Werkingsprincipe van fluorescentiemicroscoop (met figuur)

Lees dit artikel om meer te weten te komen over de werking van fluorescentiemicroscopen!

Werkend principe:

Veel stoffen absorberen licht. Sommige stralen echter, na licht van een bepaalde golflengte en energie te hebben geabsorbeerd, licht uit met een langere golflengte en mindere energie.

Dergelijke stoffen worden 'fluorescerende stoffen' genoemd.

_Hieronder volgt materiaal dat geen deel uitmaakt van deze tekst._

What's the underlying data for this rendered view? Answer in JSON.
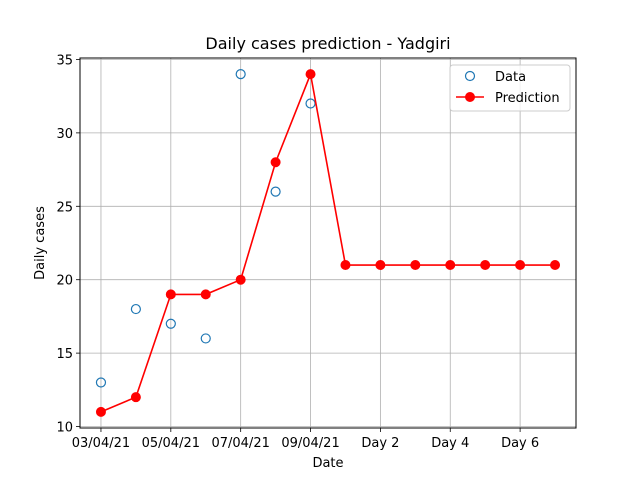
{
  "chart_data": {
    "type": "line",
    "title": "Daily cases prediction - Yadgiri",
    "xlabel": "Date",
    "ylabel": "Daily cases",
    "xlim": [
      -0.6,
      13.6
    ],
    "ylim": [
      9.9,
      35.1
    ],
    "grid": true,
    "legend_position": "top-right",
    "x_ticks": [
      {
        "pos": 0,
        "label": "03/04/21"
      },
      {
        "pos": 2,
        "label": "05/04/21"
      },
      {
        "pos": 4,
        "label": "07/04/21"
      },
      {
        "pos": 6,
        "label": "09/04/21"
      },
      {
        "pos": 8,
        "label": "Day 2"
      },
      {
        "pos": 10,
        "label": "Day 4"
      },
      {
        "pos": 12,
        "label": "Day 6"
      }
    ],
    "y_ticks": [
      10,
      15,
      20,
      25,
      30,
      35
    ],
    "series": [
      {
        "name": "Data",
        "style": "open-circle",
        "color": "#1f77b4",
        "x": [
          0,
          1,
          2,
          3,
          4,
          5,
          6
        ],
        "values": [
          13,
          18,
          17,
          16,
          34,
          26,
          32
        ]
      },
      {
        "name": "Prediction",
        "style": "line-filled-circle",
        "color": "#ff0000",
        "x": [
          0,
          1,
          2,
          3,
          4,
          5,
          6,
          7,
          8,
          9,
          10,
          11,
          12,
          13
        ],
        "values": [
          11,
          12,
          19,
          19,
          20,
          28,
          34,
          21,
          21,
          21,
          21,
          21,
          21,
          21
        ]
      }
    ]
  }
}
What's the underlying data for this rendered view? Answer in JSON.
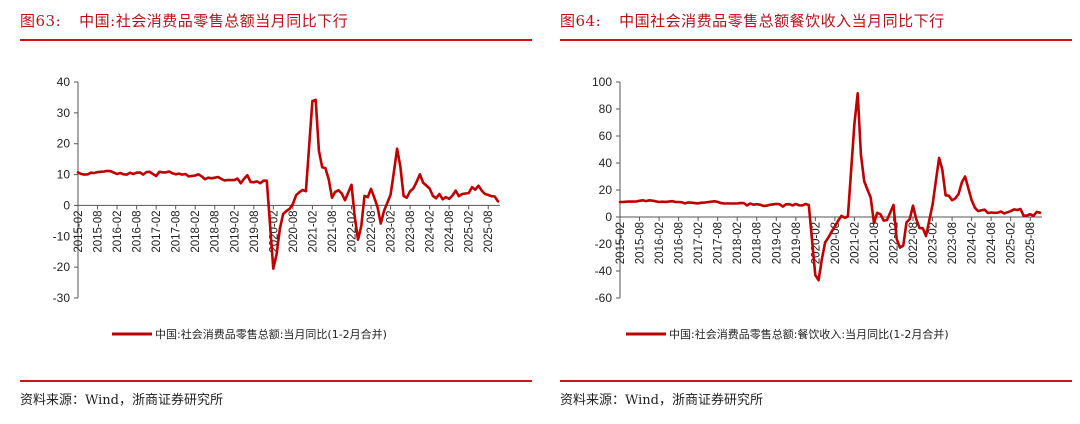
{
  "colors": {
    "accent": "#b5121b",
    "rule": "#d0101a",
    "series": "#c00000",
    "axis": "#555555"
  },
  "figures": [
    {
      "id": "fig63",
      "number": "图63:",
      "title": "中国:社会消费品零售总额当月同比下行",
      "source": "资料来源：Wind，浙商证券研究所",
      "legend": "中国:社会消费品零售总额:当月同比(1-2月合并)"
    },
    {
      "id": "fig64",
      "number": "图64:",
      "title": "中国社会消费品零售总额餐饮收入当月同比下行",
      "source": "资料来源：Wind，浙商证券研究所",
      "legend": "中国:社会消费品零售总额:餐饮收入:当月同比(1-2月合并)"
    }
  ],
  "chart_data": [
    {
      "type": "line",
      "title": "中国:社会消费品零售总额当月同比下行",
      "xlabel": "",
      "ylabel": "",
      "ylim": [
        -30,
        40
      ],
      "yticks": [
        40,
        30,
        20,
        10,
        0,
        -10,
        -20,
        -30
      ],
      "xticks": [
        "2015-02",
        "2015-08",
        "2016-02",
        "2016-08",
        "2017-02",
        "2017-08",
        "2018-02",
        "2018-08",
        "2019-02",
        "2019-08",
        "2020-02",
        "2020-08",
        "2021-02",
        "2021-08",
        "2022-02",
        "2022-08",
        "2023-02",
        "2023-08",
        "2024-02",
        "2024-08",
        "2025-02",
        "2025-08"
      ],
      "grid": false,
      "legend_position": "bottom",
      "series": [
        {
          "name": "中国:社会消费品零售总额:当月同比(1-2月合并)",
          "points": [
            [
              "2015-02",
              10.7
            ],
            [
              "2015-03",
              10.2
            ],
            [
              "2015-04",
              10.0
            ],
            [
              "2015-05",
              10.1
            ],
            [
              "2015-06",
              10.6
            ],
            [
              "2015-07",
              10.5
            ],
            [
              "2015-08",
              10.8
            ],
            [
              "2015-09",
              10.9
            ],
            [
              "2015-10",
              11.0
            ],
            [
              "2015-11",
              11.2
            ],
            [
              "2015-12",
              11.1
            ],
            [
              "2016-02",
              10.2
            ],
            [
              "2016-03",
              10.5
            ],
            [
              "2016-04",
              10.1
            ],
            [
              "2016-05",
              10.0
            ],
            [
              "2016-06",
              10.6
            ],
            [
              "2016-07",
              10.2
            ],
            [
              "2016-08",
              10.6
            ],
            [
              "2016-09",
              10.7
            ],
            [
              "2016-10",
              10.0
            ],
            [
              "2016-11",
              10.8
            ],
            [
              "2016-12",
              10.9
            ],
            [
              "2017-02",
              9.5
            ],
            [
              "2017-03",
              10.9
            ],
            [
              "2017-04",
              10.7
            ],
            [
              "2017-05",
              10.7
            ],
            [
              "2017-06",
              11.0
            ],
            [
              "2017-07",
              10.4
            ],
            [
              "2017-08",
              10.1
            ],
            [
              "2017-09",
              10.3
            ],
            [
              "2017-10",
              10.0
            ],
            [
              "2017-11",
              10.2
            ],
            [
              "2017-12",
              9.4
            ],
            [
              "2018-02",
              9.7
            ],
            [
              "2018-03",
              10.1
            ],
            [
              "2018-04",
              9.4
            ],
            [
              "2018-05",
              8.5
            ],
            [
              "2018-06",
              9.0
            ],
            [
              "2018-07",
              8.8
            ],
            [
              "2018-08",
              9.0
            ],
            [
              "2018-09",
              9.2
            ],
            [
              "2018-10",
              8.6
            ],
            [
              "2018-11",
              8.1
            ],
            [
              "2018-12",
              8.2
            ],
            [
              "2019-02",
              8.2
            ],
            [
              "2019-03",
              8.7
            ],
            [
              "2019-04",
              7.2
            ],
            [
              "2019-05",
              8.6
            ],
            [
              "2019-06",
              9.8
            ],
            [
              "2019-07",
              7.6
            ],
            [
              "2019-08",
              7.5
            ],
            [
              "2019-09",
              7.8
            ],
            [
              "2019-10",
              7.2
            ],
            [
              "2019-11",
              8.0
            ],
            [
              "2019-12",
              8.0
            ],
            [
              "2020-02",
              -20.5
            ],
            [
              "2020-03",
              -15.8
            ],
            [
              "2020-04",
              -7.5
            ],
            [
              "2020-05",
              -2.8
            ],
            [
              "2020-06",
              -1.8
            ],
            [
              "2020-07",
              -1.1
            ],
            [
              "2020-08",
              0.5
            ],
            [
              "2020-09",
              3.3
            ],
            [
              "2020-10",
              4.3
            ],
            [
              "2020-11",
              5.0
            ],
            [
              "2020-12",
              4.6
            ],
            [
              "2021-02",
              33.8
            ],
            [
              "2021-03",
              34.2
            ],
            [
              "2021-04",
              17.7
            ],
            [
              "2021-05",
              12.4
            ],
            [
              "2021-06",
              12.1
            ],
            [
              "2021-07",
              8.5
            ],
            [
              "2021-08",
              2.5
            ],
            [
              "2021-09",
              4.4
            ],
            [
              "2021-10",
              4.9
            ],
            [
              "2021-11",
              3.9
            ],
            [
              "2021-12",
              1.7
            ],
            [
              "2022-02",
              6.7
            ],
            [
              "2022-03",
              -3.5
            ],
            [
              "2022-04",
              -11.1
            ],
            [
              "2022-05",
              -6.7
            ],
            [
              "2022-06",
              3.1
            ],
            [
              "2022-07",
              2.7
            ],
            [
              "2022-08",
              5.4
            ],
            [
              "2022-09",
              2.5
            ],
            [
              "2022-10",
              -0.5
            ],
            [
              "2022-11",
              -5.9
            ],
            [
              "2022-12",
              -1.8
            ],
            [
              "2023-02",
              3.5
            ],
            [
              "2023-03",
              10.6
            ],
            [
              "2023-04",
              18.4
            ],
            [
              "2023-05",
              12.7
            ],
            [
              "2023-06",
              3.1
            ],
            [
              "2023-07",
              2.5
            ],
            [
              "2023-08",
              4.6
            ],
            [
              "2023-09",
              5.5
            ],
            [
              "2023-10",
              7.6
            ],
            [
              "2023-11",
              10.1
            ],
            [
              "2023-12",
              7.4
            ],
            [
              "2024-02",
              5.5
            ],
            [
              "2024-03",
              3.1
            ],
            [
              "2024-04",
              2.3
            ],
            [
              "2024-05",
              3.7
            ],
            [
              "2024-06",
              2.0
            ],
            [
              "2024-07",
              2.7
            ],
            [
              "2024-08",
              2.1
            ],
            [
              "2024-09",
              3.2
            ],
            [
              "2024-10",
              4.8
            ],
            [
              "2024-11",
              3.0
            ],
            [
              "2024-12",
              3.7
            ],
            [
              "2025-02",
              4.0
            ],
            [
              "2025-03",
              5.9
            ],
            [
              "2025-04",
              5.1
            ],
            [
              "2025-05",
              6.4
            ],
            [
              "2025-06",
              4.8
            ],
            [
              "2025-07",
              3.7
            ],
            [
              "2025-08",
              3.4
            ],
            [
              "2025-09",
              3.0
            ],
            [
              "2025-10",
              2.9
            ],
            [
              "2025-11",
              1.3
            ]
          ]
        }
      ]
    },
    {
      "type": "line",
      "title": "中国社会消费品零售总额餐饮收入当月同比下行",
      "xlabel": "",
      "ylabel": "",
      "ylim": [
        -60,
        100
      ],
      "yticks": [
        100,
        80,
        60,
        40,
        20,
        0,
        -20,
        -40,
        -60
      ],
      "xticks": [
        "2015-02",
        "2015-08",
        "2016-02",
        "2016-08",
        "2017-02",
        "2017-08",
        "2018-02",
        "2018-08",
        "2019-02",
        "2019-08",
        "2020-02",
        "2020-08",
        "2021-02",
        "2021-08",
        "2022-02",
        "2022-08",
        "2023-02",
        "2023-08",
        "2024-02",
        "2024-08",
        "2025-02",
        "2025-08"
      ],
      "grid": false,
      "legend_position": "bottom",
      "series": [
        {
          "name": "中国:社会消费品零售总额:餐饮收入:当月同比(1-2月合并)",
          "points": [
            [
              "2015-02",
              11.1
            ],
            [
              "2015-03",
              11.2
            ],
            [
              "2015-04",
              11.3
            ],
            [
              "2015-05",
              11.5
            ],
            [
              "2015-06",
              11.4
            ],
            [
              "2015-07",
              11.5
            ],
            [
              "2015-08",
              12.0
            ],
            [
              "2015-09",
              12.4
            ],
            [
              "2015-10",
              11.8
            ],
            [
              "2015-11",
              12.4
            ],
            [
              "2015-12",
              12.1
            ],
            [
              "2016-02",
              11.1
            ],
            [
              "2016-03",
              11.3
            ],
            [
              "2016-04",
              11.2
            ],
            [
              "2016-05",
              11.4
            ],
            [
              "2016-06",
              11.7
            ],
            [
              "2016-07",
              11.2
            ],
            [
              "2016-08",
              11.1
            ],
            [
              "2016-09",
              10.9
            ],
            [
              "2016-10",
              10.1
            ],
            [
              "2016-11",
              10.8
            ],
            [
              "2016-12",
              10.6
            ],
            [
              "2017-02",
              10.1
            ],
            [
              "2017-03",
              10.6
            ],
            [
              "2017-04",
              10.7
            ],
            [
              "2017-05",
              11.0
            ],
            [
              "2017-06",
              11.3
            ],
            [
              "2017-07",
              11.6
            ],
            [
              "2017-08",
              11.2
            ],
            [
              "2017-09",
              10.3
            ],
            [
              "2017-10",
              10.0
            ],
            [
              "2017-11",
              10.1
            ],
            [
              "2017-12",
              10.0
            ],
            [
              "2018-02",
              10.1
            ],
            [
              "2018-03",
              10.3
            ],
            [
              "2018-04",
              10.4
            ],
            [
              "2018-05",
              8.6
            ],
            [
              "2018-06",
              10.0
            ],
            [
              "2018-07",
              9.1
            ],
            [
              "2018-08",
              9.5
            ],
            [
              "2018-09",
              9.1
            ],
            [
              "2018-10",
              8.2
            ],
            [
              "2018-11",
              8.4
            ],
            [
              "2018-12",
              9.0
            ],
            [
              "2019-02",
              9.7
            ],
            [
              "2019-03",
              9.5
            ],
            [
              "2019-04",
              7.7
            ],
            [
              "2019-05",
              9.4
            ],
            [
              "2019-06",
              9.5
            ],
            [
              "2019-07",
              8.6
            ],
            [
              "2019-08",
              9.6
            ],
            [
              "2019-09",
              8.7
            ],
            [
              "2019-10",
              8.6
            ],
            [
              "2019-11",
              9.6
            ],
            [
              "2019-12",
              8.9
            ],
            [
              "2020-02",
              -43.1
            ],
            [
              "2020-03",
              -46.8
            ],
            [
              "2020-04",
              -31.1
            ],
            [
              "2020-05",
              -18.9
            ],
            [
              "2020-06",
              -15.2
            ],
            [
              "2020-07",
              -11.0
            ],
            [
              "2020-08",
              -7.0
            ],
            [
              "2020-09",
              -2.9
            ],
            [
              "2020-10",
              0.8
            ],
            [
              "2020-11",
              -0.6
            ],
            [
              "2020-12",
              0.4
            ],
            [
              "2021-02",
              68.9
            ],
            [
              "2021-03",
              91.6
            ],
            [
              "2021-04",
              46.4
            ],
            [
              "2021-05",
              26.6
            ],
            [
              "2021-06",
              20.4
            ],
            [
              "2021-07",
              14.3
            ],
            [
              "2021-08",
              -4.5
            ],
            [
              "2021-09",
              3.1
            ],
            [
              "2021-10",
              2.0
            ],
            [
              "2021-11",
              -2.7
            ],
            [
              "2021-12",
              -2.3
            ],
            [
              "2022-02",
              8.9
            ],
            [
              "2022-03",
              -16.4
            ],
            [
              "2022-04",
              -22.7
            ],
            [
              "2022-05",
              -21.1
            ],
            [
              "2022-06",
              -4.0
            ],
            [
              "2022-07",
              -1.5
            ],
            [
              "2022-08",
              8.4
            ],
            [
              "2022-09",
              -1.7
            ],
            [
              "2022-10",
              -8.1
            ],
            [
              "2022-11",
              -8.4
            ],
            [
              "2022-12",
              -14.1
            ],
            [
              "2023-02",
              9.2
            ],
            [
              "2023-03",
              26.3
            ],
            [
              "2023-04",
              43.8
            ],
            [
              "2023-05",
              35.1
            ],
            [
              "2023-06",
              16.1
            ],
            [
              "2023-07",
              15.8
            ],
            [
              "2023-08",
              12.4
            ],
            [
              "2023-09",
              13.8
            ],
            [
              "2023-10",
              17.1
            ],
            [
              "2023-11",
              25.8
            ],
            [
              "2023-12",
              30.0
            ],
            [
              "2024-02",
              12.5
            ],
            [
              "2024-03",
              6.9
            ],
            [
              "2024-04",
              4.4
            ],
            [
              "2024-05",
              5.0
            ],
            [
              "2024-06",
              5.4
            ],
            [
              "2024-07",
              3.0
            ],
            [
              "2024-08",
              3.3
            ],
            [
              "2024-09",
              3.1
            ],
            [
              "2024-10",
              3.2
            ],
            [
              "2024-11",
              4.0
            ],
            [
              "2024-12",
              2.7
            ],
            [
              "2025-02",
              4.3
            ],
            [
              "2025-03",
              5.6
            ],
            [
              "2025-04",
              5.2
            ],
            [
              "2025-05",
              5.9
            ],
            [
              "2025-06",
              0.9
            ],
            [
              "2025-07",
              1.1
            ],
            [
              "2025-08",
              2.1
            ],
            [
              "2025-09",
              0.9
            ],
            [
              "2025-10",
              3.8
            ],
            [
              "2025-11",
              3.2
            ]
          ]
        }
      ]
    }
  ]
}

Toepassing van dit fenomeen is de basis van de fluorescentiemicroscoop. In de praktijk worden microben gekleurd met een fluorescerende kleurstof en vervolgens belicht met blauw licht. De kleurstof absorbeert blauw licht (kortere golflengte) en zendt groen licht uit (langere golflengte).

In een fluorescentiemicroscoop wordt een kwikbooglamp met een hoge intensiteit gebruikt als de lichtbron (figuur 4.11). Het straalt wit licht uit, dat door een 'exciterfilter' wordt gevoerd. Het maakt alleen de blauwe component van het witte licht mogelijk (het witte licht bestaat uit zeven kleuren, die in de afnemende volgorde van de golflengte violet, indigo, blauw, groen, geel, oranje en rood zijn) om er doorheen te gaan en blokkeert alle andere kleur componenten.

Een dichroïsche spiegel die blauw licht weerkaatst, maar groen licht op het pad van het blauwe licht gebruikt. De spiegel is gefixeerd op een zodanige hoek dat het blauwe licht naar beneden wordt gereflecteerd naar het monster.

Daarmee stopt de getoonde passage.